A quick word on risk (please do not skip this)
Even perfect stock selection will not save you without risk control. Three rules to live by:
- Always use a stop loss on every trade, decided before you enter.
- Size your position so one loss is small, ideally not more than 1 to 2 percent of your capital. F&O leverage makes this easy to get wrong.
- Accept that losses are part of the game. Your goal is not to win every trade. It is to keep your losses small and let your winners run, so you come out ahead over many trades.
If anyone promises you guaranteed intraday profits or a sure shot tip, walk away. Before you trust any advisor or channel, learn how to check if they are SEBI registered. And if you are exploring trading communities, see our honest list of the best Telegram channels for the share market in India.

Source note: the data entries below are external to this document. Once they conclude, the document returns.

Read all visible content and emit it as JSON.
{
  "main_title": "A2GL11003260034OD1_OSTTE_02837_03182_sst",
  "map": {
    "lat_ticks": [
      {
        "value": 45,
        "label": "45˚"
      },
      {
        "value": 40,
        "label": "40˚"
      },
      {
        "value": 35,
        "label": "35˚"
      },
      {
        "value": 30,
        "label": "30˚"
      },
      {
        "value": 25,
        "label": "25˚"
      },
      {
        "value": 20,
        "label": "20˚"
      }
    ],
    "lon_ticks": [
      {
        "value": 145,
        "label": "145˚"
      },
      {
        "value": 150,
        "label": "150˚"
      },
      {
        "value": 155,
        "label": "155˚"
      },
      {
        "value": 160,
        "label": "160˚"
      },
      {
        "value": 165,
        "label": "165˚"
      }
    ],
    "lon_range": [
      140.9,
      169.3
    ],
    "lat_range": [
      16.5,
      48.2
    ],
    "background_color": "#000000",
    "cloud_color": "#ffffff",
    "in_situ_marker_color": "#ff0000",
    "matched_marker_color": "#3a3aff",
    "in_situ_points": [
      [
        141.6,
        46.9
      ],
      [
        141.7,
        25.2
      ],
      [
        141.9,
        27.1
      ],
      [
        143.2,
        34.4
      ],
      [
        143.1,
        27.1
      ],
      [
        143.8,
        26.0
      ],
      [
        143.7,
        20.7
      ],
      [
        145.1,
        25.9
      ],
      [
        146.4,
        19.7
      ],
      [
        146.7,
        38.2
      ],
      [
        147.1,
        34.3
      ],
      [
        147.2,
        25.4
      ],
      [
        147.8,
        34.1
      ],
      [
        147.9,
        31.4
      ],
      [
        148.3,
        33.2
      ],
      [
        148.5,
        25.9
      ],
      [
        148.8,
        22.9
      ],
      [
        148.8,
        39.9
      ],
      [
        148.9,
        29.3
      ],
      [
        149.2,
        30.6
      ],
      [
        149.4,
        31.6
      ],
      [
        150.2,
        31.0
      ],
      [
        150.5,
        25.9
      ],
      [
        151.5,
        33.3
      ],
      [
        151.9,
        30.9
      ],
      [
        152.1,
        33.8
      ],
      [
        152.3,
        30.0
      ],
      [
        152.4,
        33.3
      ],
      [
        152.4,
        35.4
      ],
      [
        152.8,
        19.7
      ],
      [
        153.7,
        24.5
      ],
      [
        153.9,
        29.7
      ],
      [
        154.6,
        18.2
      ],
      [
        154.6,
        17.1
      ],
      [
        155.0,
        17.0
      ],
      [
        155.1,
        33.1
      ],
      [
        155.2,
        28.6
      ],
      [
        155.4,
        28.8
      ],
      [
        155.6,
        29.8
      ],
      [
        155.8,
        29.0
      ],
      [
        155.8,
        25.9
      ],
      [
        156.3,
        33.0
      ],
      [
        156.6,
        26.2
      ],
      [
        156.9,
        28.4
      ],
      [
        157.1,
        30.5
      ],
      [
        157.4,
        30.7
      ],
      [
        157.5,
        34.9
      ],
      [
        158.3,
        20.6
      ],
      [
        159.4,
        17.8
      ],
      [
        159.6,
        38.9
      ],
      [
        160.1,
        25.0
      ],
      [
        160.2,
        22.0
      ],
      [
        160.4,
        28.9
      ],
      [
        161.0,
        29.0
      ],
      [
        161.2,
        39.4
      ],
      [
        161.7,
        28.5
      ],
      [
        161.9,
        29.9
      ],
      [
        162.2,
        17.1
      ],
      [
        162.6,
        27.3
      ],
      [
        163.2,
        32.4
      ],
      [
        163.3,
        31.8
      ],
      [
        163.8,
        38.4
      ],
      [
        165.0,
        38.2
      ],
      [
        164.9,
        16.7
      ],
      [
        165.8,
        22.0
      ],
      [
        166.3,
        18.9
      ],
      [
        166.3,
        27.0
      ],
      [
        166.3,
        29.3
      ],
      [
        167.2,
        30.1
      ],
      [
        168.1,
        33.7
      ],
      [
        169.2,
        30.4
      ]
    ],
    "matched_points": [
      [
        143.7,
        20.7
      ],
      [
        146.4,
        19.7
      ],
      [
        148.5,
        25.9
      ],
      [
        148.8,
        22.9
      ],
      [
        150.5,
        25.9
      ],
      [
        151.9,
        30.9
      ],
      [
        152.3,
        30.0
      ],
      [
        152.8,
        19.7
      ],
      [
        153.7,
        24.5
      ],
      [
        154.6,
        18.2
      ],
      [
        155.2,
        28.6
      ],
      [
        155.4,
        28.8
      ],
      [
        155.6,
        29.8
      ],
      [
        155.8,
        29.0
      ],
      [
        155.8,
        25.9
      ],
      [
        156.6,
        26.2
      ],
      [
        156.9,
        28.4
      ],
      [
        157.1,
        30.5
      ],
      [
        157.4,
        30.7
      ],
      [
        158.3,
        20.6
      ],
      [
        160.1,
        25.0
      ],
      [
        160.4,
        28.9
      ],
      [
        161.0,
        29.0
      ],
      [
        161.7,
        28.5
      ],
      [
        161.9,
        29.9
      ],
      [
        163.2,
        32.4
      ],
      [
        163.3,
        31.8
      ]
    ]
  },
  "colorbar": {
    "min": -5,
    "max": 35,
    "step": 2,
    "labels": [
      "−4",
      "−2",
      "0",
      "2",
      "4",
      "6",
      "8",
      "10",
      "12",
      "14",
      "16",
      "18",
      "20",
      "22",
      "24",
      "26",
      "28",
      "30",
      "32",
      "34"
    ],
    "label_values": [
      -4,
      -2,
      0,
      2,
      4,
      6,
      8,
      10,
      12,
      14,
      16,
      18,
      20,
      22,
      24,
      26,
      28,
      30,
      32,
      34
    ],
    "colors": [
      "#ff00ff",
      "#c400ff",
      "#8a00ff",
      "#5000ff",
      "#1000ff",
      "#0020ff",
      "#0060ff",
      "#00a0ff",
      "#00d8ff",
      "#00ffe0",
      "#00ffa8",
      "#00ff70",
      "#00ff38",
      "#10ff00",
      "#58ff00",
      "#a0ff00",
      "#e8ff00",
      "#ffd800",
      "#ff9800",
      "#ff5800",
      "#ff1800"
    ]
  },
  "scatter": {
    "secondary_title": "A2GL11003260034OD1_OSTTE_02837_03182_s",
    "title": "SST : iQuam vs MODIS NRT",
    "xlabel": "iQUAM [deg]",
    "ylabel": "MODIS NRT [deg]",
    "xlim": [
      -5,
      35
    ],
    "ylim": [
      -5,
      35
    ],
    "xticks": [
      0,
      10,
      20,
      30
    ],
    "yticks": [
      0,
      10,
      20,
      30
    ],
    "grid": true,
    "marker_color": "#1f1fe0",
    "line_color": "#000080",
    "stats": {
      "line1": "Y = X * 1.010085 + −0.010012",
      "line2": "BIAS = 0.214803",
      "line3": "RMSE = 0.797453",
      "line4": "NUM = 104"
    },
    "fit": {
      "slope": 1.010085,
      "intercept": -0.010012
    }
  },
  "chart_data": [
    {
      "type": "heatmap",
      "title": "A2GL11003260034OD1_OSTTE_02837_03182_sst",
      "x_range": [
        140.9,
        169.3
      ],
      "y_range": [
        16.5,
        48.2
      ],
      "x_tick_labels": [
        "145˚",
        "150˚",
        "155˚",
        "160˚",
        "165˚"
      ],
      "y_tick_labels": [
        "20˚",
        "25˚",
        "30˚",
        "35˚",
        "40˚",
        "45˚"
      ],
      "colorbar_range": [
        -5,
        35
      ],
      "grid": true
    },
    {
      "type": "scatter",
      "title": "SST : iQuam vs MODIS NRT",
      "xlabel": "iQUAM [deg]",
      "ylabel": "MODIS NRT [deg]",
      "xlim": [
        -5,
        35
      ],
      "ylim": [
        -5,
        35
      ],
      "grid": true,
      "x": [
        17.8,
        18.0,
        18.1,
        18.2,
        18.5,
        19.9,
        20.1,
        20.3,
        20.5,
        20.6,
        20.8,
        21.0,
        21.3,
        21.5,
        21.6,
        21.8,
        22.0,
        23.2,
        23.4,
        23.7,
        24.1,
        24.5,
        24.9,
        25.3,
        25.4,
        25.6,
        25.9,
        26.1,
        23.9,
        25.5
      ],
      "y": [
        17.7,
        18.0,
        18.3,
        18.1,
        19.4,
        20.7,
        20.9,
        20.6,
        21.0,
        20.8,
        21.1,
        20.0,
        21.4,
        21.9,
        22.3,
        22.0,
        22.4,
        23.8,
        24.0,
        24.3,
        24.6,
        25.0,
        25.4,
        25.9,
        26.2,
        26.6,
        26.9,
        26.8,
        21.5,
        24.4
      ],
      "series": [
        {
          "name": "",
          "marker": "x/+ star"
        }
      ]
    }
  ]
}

Frequently Asked Questions
Keep a focused watchlist of about 8 to 15 stocks after your morning scan, then trade only the best 3 to 5. Watching too many leads to confusion and reacting to noise.
Start with price action and VWAP, since they are clean and reliable. You can add one or two indicators later if they genuinely help. More indicators usually create more confusion, not more clarity.
For futures and options, yes. The price plus open interest matrix tells you whether a move has fresh money behind it. It is one of the biggest edges an options trader has over a plain intraday trader.
Do your homework before 9:15. Let the first 15 minutes settle, then build your list from about 9:30. Many traders find the cleanest moves in the first one to two hours after the open.
The NSE website for gainers, losers, open interest, the ban list, and the option chain. Chartink for free screeners. TradingView for charts and VWAP. Trusted news sites like Moneycontrol and Economic Times for news.
Final thoughts
Good intraday F&O trading is not about secret patterns or magic tips. It is about a repeatable process: do your pre market homework, scan for stocks that are liquid and in play, filter them with price action, VWAP, volume, and OI, then trade only the few that pass your checklist, with a strict stop loss.
Master the selection process and you remove most of the daily confusion. You stop staring at the screen wondering what to trade today and start each morning with a clear, short list of high quality candidates. That clarity, repeated every day with discipline, is what separates traders who survive from those who do not.
This article is for educational purposes only and is not investment advice. We are not SEBI registered. Intraday and F&O trading carry a high risk of loss. Please do your own research and consult a SEBI registered advisor before trading.